SENATE BILL REPORT
This analysis was prepared by non-partisan legislative staff for the use of legislative members in their deliberations. This analysis is not a part of the legislation nor does it constitute a statement of legislative intent.
As of January 15, 2018
Title: An act relating to the uniform emergency volunteer health practitioners act.
Brief Description: Enacting the uniform emergency volunteer health practitioners act.
Sponsors: Senators Van De Wege, Pedersen and Kuderer; by request of Uniform Law Commission.
Committee Activity: Health & Long Term Care: 1/15/18.
SENATE COMMITTEE ON HEALTH & LONG TERM CARE
Staff: Greg Attanasio (786-7410)
Background: Emergency Management Assistance Compact (EMAC). EMAC is a mutual aid agreement between states and territories. It enables states to share resources during natural and man-made disasters. All 50 states have joined EMAC and Washington joined in 2001.
When a disaster occurs, and the Governor declares a state of emergency, the state assesses its resource needs and identifies shortfalls for which assistance will be requested. Authorized state representatives work with the EMAC Advance Team to broadcast an EMAC request to other states. States with available resources negotiate costs with the affected state through the EMAC network, and assisting states that commit to an agreement then mobilize and deploy the agreed-upon resources.
Article V of EMAC provides for interstate recognition of licenses held by professionals responding to an emergency in the state. Article V applies only to those professionals deployed through the compact.
Uniform Law Commission (ULC). In 2006, ULC proposed the Uniform Emergency Volunteer Health Practitioners Act to provide a process for out-of-state medical professionals not covered by EMAC to provide services during an emergency. Seventeen states have enacted a version of the legislation.
Summary of Bill: The bill as referred to committee not considered.

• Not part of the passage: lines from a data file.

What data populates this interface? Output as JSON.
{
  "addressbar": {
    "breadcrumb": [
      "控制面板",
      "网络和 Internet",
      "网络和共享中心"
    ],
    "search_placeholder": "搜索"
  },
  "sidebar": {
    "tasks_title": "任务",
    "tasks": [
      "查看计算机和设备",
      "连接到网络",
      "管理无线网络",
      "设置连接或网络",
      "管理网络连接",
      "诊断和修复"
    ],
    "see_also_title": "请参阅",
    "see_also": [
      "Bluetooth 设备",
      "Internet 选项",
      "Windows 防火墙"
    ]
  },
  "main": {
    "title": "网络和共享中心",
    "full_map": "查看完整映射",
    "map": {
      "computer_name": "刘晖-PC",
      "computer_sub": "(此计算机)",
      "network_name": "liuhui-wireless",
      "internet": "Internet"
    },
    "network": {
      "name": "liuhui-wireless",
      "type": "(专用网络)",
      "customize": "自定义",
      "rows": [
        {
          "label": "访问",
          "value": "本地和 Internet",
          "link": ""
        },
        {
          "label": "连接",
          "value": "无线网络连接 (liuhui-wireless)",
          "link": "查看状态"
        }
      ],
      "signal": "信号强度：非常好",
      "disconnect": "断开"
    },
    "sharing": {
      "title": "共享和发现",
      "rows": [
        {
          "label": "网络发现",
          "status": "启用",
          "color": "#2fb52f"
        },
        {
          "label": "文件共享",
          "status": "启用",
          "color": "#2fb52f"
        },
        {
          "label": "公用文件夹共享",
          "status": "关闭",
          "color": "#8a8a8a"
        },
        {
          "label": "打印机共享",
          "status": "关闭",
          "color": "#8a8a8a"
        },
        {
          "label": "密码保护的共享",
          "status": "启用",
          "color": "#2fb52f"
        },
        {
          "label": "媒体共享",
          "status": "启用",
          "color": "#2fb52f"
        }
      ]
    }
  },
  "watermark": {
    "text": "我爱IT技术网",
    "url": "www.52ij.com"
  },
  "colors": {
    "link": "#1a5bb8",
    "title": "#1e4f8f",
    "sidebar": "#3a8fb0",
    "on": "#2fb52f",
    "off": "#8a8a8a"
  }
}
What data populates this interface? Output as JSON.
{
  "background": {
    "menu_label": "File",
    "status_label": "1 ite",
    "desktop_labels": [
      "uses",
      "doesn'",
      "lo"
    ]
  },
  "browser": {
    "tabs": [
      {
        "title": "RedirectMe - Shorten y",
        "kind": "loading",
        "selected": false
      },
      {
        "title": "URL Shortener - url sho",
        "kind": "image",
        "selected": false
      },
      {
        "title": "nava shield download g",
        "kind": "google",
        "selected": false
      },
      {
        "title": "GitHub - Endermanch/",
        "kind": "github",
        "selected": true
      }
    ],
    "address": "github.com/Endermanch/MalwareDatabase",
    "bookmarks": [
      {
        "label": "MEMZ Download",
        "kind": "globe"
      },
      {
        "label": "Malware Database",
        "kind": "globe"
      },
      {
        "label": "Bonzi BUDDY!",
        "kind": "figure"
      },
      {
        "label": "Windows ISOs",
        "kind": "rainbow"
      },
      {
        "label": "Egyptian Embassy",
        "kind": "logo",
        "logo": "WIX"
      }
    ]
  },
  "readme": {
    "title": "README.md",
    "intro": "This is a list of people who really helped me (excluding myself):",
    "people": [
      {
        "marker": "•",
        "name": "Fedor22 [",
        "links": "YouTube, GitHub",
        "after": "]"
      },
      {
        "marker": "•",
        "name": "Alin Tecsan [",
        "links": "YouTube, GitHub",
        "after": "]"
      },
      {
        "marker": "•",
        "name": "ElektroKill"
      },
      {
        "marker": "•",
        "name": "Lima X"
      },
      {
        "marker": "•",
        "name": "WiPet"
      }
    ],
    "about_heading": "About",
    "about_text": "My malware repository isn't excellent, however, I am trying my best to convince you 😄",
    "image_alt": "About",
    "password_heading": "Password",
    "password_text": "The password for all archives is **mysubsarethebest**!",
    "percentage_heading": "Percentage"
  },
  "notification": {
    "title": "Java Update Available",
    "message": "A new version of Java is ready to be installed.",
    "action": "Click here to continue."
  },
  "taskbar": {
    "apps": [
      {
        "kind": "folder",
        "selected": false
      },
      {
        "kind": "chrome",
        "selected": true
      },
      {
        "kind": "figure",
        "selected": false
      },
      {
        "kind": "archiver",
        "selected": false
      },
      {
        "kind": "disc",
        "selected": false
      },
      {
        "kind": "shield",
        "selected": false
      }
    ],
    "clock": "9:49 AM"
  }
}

Summary of Bill (Proposed Substitute): DOH may promulgate rules and regulate the use of volunteer health or veterinary practitioners during an emergency. In doing so, it must consult with the Military Department to ensure conformity with the state's program for emergency management. DOH may regulate the type of practitioner who may practice, the duration of the practice, the scope of practice, the geographical area, or any other matter necessary to coordinate the delivery of medical services.

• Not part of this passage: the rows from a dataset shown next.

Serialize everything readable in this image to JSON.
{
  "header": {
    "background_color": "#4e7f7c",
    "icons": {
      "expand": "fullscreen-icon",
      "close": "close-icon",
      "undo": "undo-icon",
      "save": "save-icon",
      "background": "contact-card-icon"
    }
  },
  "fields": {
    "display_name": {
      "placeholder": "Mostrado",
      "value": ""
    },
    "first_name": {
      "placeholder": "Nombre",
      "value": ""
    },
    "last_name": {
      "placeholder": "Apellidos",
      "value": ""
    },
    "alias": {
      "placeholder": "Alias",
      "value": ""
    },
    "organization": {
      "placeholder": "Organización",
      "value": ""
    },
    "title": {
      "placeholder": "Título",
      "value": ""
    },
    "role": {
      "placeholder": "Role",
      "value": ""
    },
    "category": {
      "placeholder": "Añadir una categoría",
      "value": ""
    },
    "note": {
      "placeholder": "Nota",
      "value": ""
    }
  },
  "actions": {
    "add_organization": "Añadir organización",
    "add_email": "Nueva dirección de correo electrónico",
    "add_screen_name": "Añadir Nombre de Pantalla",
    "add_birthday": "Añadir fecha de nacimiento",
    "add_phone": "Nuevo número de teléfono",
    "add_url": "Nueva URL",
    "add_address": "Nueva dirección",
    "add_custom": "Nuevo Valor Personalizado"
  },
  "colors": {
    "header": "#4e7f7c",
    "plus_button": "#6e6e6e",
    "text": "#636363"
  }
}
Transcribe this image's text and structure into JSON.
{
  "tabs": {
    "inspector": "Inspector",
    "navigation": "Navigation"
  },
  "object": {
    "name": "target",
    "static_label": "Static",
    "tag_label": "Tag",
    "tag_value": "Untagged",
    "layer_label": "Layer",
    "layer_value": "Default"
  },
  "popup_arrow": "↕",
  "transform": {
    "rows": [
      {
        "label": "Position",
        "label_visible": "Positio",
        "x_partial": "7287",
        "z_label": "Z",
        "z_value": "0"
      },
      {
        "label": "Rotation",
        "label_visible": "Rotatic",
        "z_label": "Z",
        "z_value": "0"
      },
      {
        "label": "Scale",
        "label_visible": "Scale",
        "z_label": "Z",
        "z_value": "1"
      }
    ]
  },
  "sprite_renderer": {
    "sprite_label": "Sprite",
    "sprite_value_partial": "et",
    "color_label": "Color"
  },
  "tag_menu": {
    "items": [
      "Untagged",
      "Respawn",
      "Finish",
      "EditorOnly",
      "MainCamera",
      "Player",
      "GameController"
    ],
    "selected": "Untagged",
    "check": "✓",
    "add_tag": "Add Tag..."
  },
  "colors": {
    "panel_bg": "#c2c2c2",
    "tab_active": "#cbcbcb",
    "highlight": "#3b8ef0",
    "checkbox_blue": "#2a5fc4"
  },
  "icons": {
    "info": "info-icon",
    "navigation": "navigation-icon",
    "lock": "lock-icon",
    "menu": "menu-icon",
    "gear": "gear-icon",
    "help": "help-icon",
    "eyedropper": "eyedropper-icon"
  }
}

If a volunteer practitioner is licensed and in good standing in another state, they can practice under that license while an emergency declaration is in effect. Regardless of whether the practitioner is licensed in Washington or another state, they must provide services through a host entity, adhere to their scope of practice, and be registered with a qualifying volunteer health practitioner registration system.
To be a qualifying registration system, a system must allow for registration before or during an emergency, provide information about practitioners' licensure and good standing, and be able to confirm that information. Further, the system must be:
established by a state and funded by the U.S. Department of Health and Human Services;
a local unit of trained emergency responders and medical personnel formed pursuant to the federal Public Health Services Act; or
operated by a disaster relief organization, licensing board, comprehensive health facility, government entity, or be otherwise designated as a qualifying system by DOH.

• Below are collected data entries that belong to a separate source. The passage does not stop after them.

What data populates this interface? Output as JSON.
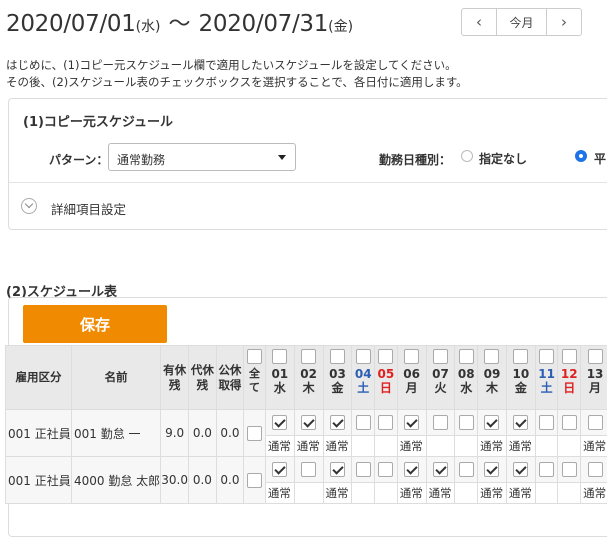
{
  "header": {
    "start_date": "2020/07/01",
    "start_dow": "(水)",
    "tilde": "〜",
    "end_date": "2020/07/31",
    "end_dow": "(金)",
    "prev_icon": "chevron-left-icon",
    "today_label": "今月",
    "next_icon": "chevron-right-icon"
  },
  "intro": {
    "line1": "はじめに、(1)コピー元スケジュール欄で適用したいスケジュールを設定してください。",
    "line2": "その後、(2)スケジュール表のチェックボックスを選択することで、各日付に適用します。"
  },
  "copy_source": {
    "title": "(1)コピー元スケジュール",
    "pattern_label": "パターン：",
    "pattern_value": "通常勤務",
    "daytype_label": "勤務日種別：",
    "option_none": "指定なし",
    "option_weekday": "平",
    "selected_option": "平",
    "detail_label": "詳細項目設定"
  },
  "schedule": {
    "title": "(2)スケジュール表",
    "save_label": "保存",
    "save_color": "#f08a00",
    "columns": {
      "employment": "雇用区分",
      "name": "名前",
      "paid_1": "有休",
      "paid_2": "残",
      "subst_1": "代休",
      "subst_2": "残",
      "public_1": "公休",
      "public_2": "取得",
      "all": "全て"
    },
    "days": [
      {
        "d": "01",
        "w": "水",
        "type": "weekday"
      },
      {
        "d": "02",
        "w": "木",
        "type": "weekday"
      },
      {
        "d": "03",
        "w": "金",
        "type": "weekday"
      },
      {
        "d": "04",
        "w": "土",
        "type": "sat"
      },
      {
        "d": "05",
        "w": "日",
        "type": "sun"
      },
      {
        "d": "06",
        "w": "月",
        "type": "weekday"
      },
      {
        "d": "07",
        "w": "火",
        "type": "weekday"
      },
      {
        "d": "08",
        "w": "水",
        "type": "weekday"
      },
      {
        "d": "09",
        "w": "木",
        "type": "weekday"
      },
      {
        "d": "10",
        "w": "金",
        "type": "weekday"
      },
      {
        "d": "11",
        "w": "土",
        "type": "sat"
      },
      {
        "d": "12",
        "w": "日",
        "type": "sun"
      },
      {
        "d": "13",
        "w": "月",
        "type": "weekday"
      }
    ],
    "rows": [
      {
        "employment": "001 正社員",
        "name": "001 勤怠 一",
        "paid": "9.0",
        "subst": "0.0",
        "public": "0.0",
        "checks": [
          true,
          true,
          true,
          false,
          false,
          true,
          false,
          false,
          true,
          true,
          false,
          false,
          false
        ],
        "types": [
          "通常",
          "通常",
          "通常",
          "",
          "",
          "通常",
          "",
          "",
          "通常",
          "通常",
          "",
          "",
          "通常"
        ]
      },
      {
        "employment": "001 正社員",
        "name": "4000 勤怠 太郎",
        "paid": "30.0",
        "subst": "0.0",
        "public": "0.0",
        "checks": [
          true,
          false,
          true,
          false,
          false,
          true,
          true,
          false,
          true,
          true,
          false,
          false,
          false
        ],
        "types": [
          "通常",
          "",
          "通常",
          "",
          "",
          "通常",
          "通常",
          "",
          "通常",
          "通常",
          "",
          "",
          "通常"
        ]
      }
    ],
    "colors": {
      "saturday": "#2c5fb3",
      "sunday": "#e02020",
      "header_bg": "#e9e9e9"
    }
  }
}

The relevant licensing board or disciplinary authority may impose sanctions against practitioners licensed in Washington for conduct outside of the state when the practitioner was responding to an out-of-state emergency. The board or authority may also sanction out-of-state practitioners for conduct occurring in Washington when the practitioner was responding to an emergency in Washington. In those instances, the board or authority must report the sanctions to the appropriate authority in the state where the practitioner is licensed. A volunteer health practitioner who dies or is injured while providing services under this act is considered an employee of the state and entitled to workers' compensation coverage if they are not are not otherwise eligible for benefits under the law of this or another state. DOH, in consultation with the Department of Labor and Industry, must adopt rules or take other necessary action to facilitate the receipt of benefits.
Fiscal Note: Available.
Creates Committee/Commission/Task Force that includes Legislative members: No.
Effective Date: Ninety days after adjournment of session in which bill is passed.
Staff Summary of Public Testimony: CON: Liability protection for volunteer practitioners must be added to the bill. The bill should use the same language as Section 11 of the Uniform Emergency Volunteer Health Practitioners Act. The current liability language in the bill must be changed because it removes needed liability protections for search and rescue workers.
OTHER: Section 14 of the bill should be deleted entirely because it is not relevant in the context of the bill.
Persons Testifying: PRO: Senator Kevin Van De Wege, Prime Sponsor. CON: Lisa Thatcher, Washington State Hospital Association; Sean Graham, Washington State Medical Association; Jerome Boss, King County Search and Rescue. OTHER: Jason Marquiss, Deputy Director, Washington Military Department, Emergency Management Division.
Persons Signed In To Testify But Not Testifying: No one.